Method for preparing nitrogen-containing six-membered ring dicarboxylic acid

The invention relates to compound preparation, particularly to a method for preparing nitrogen-containing six-membered ring dicarboxylic acid from a benzo nitrogen-containing six-membered ring compound. According to the method, a raw material compound and a sodium chlorate aqueous solution are catalyzed under an acidic condition to obtain nitrogen-containing six-membered ring dicarboxylic acid, wherein the raw material is a nitrogen-containing six-membered heterocyclic benzocyclic compound. According to the invention, the catalyst of the reaction system is low in toxicity and low in cost, no new impurity is generated in the post-treatment step, and large-scale production is facilitated.
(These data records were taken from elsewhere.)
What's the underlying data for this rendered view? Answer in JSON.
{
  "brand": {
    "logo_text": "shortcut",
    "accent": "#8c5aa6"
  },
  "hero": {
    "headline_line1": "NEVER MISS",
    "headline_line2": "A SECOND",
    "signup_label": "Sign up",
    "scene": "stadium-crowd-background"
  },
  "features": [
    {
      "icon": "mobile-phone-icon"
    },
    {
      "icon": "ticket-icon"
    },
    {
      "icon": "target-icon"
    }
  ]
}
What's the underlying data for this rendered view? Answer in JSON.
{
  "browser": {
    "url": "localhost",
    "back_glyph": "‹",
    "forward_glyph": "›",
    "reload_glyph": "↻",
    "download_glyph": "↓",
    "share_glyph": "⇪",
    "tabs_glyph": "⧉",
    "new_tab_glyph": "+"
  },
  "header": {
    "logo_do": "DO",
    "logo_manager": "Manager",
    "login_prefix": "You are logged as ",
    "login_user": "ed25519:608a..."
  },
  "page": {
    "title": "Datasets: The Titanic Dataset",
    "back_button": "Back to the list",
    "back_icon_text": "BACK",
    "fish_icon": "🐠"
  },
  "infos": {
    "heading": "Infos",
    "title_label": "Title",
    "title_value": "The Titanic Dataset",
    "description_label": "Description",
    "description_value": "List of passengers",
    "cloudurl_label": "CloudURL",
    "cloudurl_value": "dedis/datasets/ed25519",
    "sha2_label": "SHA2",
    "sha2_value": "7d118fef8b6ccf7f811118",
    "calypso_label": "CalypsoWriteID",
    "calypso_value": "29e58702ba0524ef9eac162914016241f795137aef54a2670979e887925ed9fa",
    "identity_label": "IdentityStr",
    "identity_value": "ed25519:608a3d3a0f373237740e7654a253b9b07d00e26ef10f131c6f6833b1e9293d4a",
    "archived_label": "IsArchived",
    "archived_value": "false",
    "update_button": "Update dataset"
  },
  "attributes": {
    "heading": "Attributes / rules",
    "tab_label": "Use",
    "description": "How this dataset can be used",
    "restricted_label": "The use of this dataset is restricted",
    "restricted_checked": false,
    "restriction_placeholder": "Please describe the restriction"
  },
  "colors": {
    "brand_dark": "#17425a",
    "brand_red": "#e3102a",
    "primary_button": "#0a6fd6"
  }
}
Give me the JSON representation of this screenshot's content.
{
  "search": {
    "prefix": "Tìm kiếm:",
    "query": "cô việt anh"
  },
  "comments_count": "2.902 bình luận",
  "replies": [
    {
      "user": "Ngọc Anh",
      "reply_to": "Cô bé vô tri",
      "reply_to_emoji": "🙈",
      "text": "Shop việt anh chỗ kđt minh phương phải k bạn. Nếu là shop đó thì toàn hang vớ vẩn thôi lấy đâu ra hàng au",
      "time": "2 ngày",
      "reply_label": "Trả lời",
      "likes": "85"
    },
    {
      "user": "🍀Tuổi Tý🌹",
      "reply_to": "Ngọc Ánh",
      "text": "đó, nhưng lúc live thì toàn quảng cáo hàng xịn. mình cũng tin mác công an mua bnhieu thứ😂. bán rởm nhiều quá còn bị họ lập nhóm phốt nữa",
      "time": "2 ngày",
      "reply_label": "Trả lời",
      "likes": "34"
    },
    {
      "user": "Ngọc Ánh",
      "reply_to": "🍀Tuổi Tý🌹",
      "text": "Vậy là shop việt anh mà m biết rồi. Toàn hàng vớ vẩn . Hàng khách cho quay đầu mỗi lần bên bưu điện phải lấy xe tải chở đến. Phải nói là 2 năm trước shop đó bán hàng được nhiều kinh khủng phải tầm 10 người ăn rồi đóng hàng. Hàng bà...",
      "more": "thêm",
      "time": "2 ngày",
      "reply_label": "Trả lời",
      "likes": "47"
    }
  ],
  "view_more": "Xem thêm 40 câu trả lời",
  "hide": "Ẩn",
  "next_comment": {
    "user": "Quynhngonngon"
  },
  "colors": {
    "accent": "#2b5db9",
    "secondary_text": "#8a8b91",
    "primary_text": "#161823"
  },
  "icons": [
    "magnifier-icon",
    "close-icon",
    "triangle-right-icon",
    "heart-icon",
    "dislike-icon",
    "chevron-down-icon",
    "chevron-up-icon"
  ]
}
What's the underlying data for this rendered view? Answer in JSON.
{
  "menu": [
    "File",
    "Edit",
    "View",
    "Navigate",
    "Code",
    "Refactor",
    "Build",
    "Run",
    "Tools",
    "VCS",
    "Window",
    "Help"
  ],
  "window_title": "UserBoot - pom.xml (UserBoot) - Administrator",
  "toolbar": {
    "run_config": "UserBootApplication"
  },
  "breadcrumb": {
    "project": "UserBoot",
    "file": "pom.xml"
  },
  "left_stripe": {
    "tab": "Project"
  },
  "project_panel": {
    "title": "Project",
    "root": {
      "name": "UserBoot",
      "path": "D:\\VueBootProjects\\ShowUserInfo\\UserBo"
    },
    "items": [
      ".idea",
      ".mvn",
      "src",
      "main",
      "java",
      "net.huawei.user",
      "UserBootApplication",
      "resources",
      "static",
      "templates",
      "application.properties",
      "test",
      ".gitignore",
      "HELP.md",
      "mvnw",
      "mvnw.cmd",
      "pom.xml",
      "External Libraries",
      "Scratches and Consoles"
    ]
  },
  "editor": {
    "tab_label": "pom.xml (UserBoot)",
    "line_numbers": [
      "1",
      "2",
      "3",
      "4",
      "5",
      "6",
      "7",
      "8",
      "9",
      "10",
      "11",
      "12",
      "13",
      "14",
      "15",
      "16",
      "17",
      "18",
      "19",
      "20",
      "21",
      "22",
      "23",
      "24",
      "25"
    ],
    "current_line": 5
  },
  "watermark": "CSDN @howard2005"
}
A 2, 3 - pyridine dicarboxylic acid synthesis method

The invention discloses a 2, 3 - pyridine dicarboxylic acid synthesis method, CuSO4 · 5 H2 O, sulfuric acid, benzo pyridine sodium chlorate, to aldehyde benzoic acid methyl ester, pyrrole, H2 TCPP - OMe, MnCl2 · 6 H2 O as the main raw material, the synthesis process of the present invention benzo pyridine first NaClO in oxidation system3 - H2 SO4 - CuSO4 The catalyst under Mn - TCPP oxidation under the action of the open loop, after alkali hydrolysis, acidifying the resulting 2, 3 - pyridine dicarboxylic acid. For Mn - TCPP catalyst benzene ring and the double bond is connected to the electron-donative group, double bond can be increased on the electron cloud density, more easily reactant intermediate attack activation, therefore open-loop oxidation effect can be improved, so that the yield is obviously higher than the traditional potassium permanganate oxidation product yield.